Джон, не в курсе темы дискуссии, понимает, что Ники собирает мусор, дабы накормить свою прожорливую, истекающую слюной Музу, и любит ее за то, как она в открытую использует людей, даже его самого.

— Я отчетливо помню, как в четыре или в пять лет я катался у отца на спине по нашей гостиной. Он стоял на четвереньках — он был конь. Мы играли так каждый вечер, когда он возвращался с работы. Вот, отлично, и однажды он сказал, очень деликатно, просто замечание в сторону, со смехом и по-доброму, он сказал: «Ух ты, скоро будешь совсем большой, а? Такой большой, что я тебя не смогу больше катать!» Вот это оно и было. Я просто не мог поверить, что настанет время — скоро настанет, — когда наши вечерние скачки верхом закончатся, трепетная память о лучших днях. Вот тогда я понял: все хорошее умирает.

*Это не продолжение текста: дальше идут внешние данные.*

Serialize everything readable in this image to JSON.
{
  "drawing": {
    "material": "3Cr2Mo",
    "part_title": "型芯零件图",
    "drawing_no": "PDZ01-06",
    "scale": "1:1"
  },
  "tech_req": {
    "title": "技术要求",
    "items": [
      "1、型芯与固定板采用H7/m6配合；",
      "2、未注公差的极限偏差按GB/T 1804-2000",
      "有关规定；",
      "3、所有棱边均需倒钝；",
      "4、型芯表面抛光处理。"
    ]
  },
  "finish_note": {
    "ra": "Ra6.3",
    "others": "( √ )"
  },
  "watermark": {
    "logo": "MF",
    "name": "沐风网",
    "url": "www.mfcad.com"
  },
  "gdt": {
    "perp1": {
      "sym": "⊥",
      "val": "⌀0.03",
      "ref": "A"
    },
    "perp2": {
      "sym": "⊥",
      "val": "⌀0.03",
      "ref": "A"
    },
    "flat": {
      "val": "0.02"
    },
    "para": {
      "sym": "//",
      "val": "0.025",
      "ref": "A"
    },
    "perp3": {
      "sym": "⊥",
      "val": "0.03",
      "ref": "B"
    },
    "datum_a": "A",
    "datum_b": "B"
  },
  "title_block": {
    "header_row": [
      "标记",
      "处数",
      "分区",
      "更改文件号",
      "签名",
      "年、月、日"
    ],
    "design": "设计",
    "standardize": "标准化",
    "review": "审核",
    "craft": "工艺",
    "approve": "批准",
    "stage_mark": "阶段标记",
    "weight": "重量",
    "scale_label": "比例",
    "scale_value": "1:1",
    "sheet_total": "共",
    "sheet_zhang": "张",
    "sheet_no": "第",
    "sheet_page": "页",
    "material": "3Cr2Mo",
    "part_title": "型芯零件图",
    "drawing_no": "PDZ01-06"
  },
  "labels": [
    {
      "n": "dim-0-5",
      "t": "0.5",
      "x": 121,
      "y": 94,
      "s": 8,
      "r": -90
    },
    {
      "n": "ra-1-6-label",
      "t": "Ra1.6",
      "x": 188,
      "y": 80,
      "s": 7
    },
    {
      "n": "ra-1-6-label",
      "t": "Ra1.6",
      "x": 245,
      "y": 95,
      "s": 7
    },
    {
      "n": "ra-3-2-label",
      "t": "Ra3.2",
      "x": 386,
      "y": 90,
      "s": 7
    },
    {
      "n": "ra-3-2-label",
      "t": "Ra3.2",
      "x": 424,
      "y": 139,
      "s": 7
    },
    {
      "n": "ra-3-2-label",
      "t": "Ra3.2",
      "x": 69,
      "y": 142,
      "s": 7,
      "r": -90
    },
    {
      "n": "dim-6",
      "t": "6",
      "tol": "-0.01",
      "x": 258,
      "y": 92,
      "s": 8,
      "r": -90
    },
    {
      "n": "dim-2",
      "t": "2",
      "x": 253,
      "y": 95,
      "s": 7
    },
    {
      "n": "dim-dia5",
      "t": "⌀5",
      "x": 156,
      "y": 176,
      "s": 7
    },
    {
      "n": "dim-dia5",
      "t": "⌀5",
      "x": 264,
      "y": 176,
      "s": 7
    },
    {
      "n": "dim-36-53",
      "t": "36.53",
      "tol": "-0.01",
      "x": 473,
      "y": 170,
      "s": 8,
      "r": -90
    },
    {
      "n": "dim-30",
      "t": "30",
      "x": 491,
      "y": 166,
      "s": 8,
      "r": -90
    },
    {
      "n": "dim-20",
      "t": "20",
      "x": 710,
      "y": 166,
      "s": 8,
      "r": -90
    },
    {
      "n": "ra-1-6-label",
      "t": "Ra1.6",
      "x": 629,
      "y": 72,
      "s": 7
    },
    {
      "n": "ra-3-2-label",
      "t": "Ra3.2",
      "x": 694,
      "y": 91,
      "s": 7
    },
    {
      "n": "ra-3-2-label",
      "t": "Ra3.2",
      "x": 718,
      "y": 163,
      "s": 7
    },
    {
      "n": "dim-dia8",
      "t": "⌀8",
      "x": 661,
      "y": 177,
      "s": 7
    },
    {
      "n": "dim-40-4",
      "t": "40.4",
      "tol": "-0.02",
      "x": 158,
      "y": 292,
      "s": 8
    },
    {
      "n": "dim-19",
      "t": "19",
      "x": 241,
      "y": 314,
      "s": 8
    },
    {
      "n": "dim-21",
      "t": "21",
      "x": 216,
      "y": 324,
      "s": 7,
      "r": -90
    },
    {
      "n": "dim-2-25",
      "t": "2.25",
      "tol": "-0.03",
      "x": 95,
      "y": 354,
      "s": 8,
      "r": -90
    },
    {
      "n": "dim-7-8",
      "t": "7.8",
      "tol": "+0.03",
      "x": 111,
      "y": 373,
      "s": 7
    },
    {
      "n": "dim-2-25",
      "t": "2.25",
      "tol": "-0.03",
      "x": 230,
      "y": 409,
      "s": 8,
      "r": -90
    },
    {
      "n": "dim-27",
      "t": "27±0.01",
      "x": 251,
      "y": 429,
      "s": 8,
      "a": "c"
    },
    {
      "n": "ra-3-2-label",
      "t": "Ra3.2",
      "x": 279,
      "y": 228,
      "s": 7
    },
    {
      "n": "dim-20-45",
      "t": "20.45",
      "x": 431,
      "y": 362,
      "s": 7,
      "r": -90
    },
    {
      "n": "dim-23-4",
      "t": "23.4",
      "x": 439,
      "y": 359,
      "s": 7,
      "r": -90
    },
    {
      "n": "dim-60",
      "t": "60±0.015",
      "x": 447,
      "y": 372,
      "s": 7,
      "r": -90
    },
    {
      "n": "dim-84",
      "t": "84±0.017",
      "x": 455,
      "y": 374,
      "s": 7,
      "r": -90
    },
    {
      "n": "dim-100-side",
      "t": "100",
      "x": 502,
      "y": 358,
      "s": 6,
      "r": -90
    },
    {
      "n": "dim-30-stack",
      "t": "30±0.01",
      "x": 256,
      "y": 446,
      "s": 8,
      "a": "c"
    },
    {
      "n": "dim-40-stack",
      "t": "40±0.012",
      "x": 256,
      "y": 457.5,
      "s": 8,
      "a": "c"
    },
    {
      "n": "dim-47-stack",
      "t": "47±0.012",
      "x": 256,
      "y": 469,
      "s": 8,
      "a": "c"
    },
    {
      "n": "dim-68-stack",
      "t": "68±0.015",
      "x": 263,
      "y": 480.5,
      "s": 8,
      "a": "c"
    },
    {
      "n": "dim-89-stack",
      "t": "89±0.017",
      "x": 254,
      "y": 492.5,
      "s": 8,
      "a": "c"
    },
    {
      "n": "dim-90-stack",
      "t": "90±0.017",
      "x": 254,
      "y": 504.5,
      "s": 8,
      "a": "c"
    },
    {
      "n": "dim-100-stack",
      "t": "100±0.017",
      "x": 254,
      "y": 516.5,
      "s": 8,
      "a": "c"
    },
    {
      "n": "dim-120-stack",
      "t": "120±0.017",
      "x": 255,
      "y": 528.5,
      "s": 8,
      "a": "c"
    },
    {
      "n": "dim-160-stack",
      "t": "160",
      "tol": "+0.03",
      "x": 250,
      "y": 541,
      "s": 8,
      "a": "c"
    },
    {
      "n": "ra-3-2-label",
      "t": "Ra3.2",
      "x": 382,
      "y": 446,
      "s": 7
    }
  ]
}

Не успеет оно начаться, как уже ушло. Закон природы.

— Как жалостно.

— Я предупреждал. Ну ладно, следующая история повеселее. Она о том, когда я точно узнал, что не такой, как весь остальной мир.

— Нет, пожалуйста, — протестует Джон, — только не очередной чувствительный молодой гомик, который выбрался из кокона.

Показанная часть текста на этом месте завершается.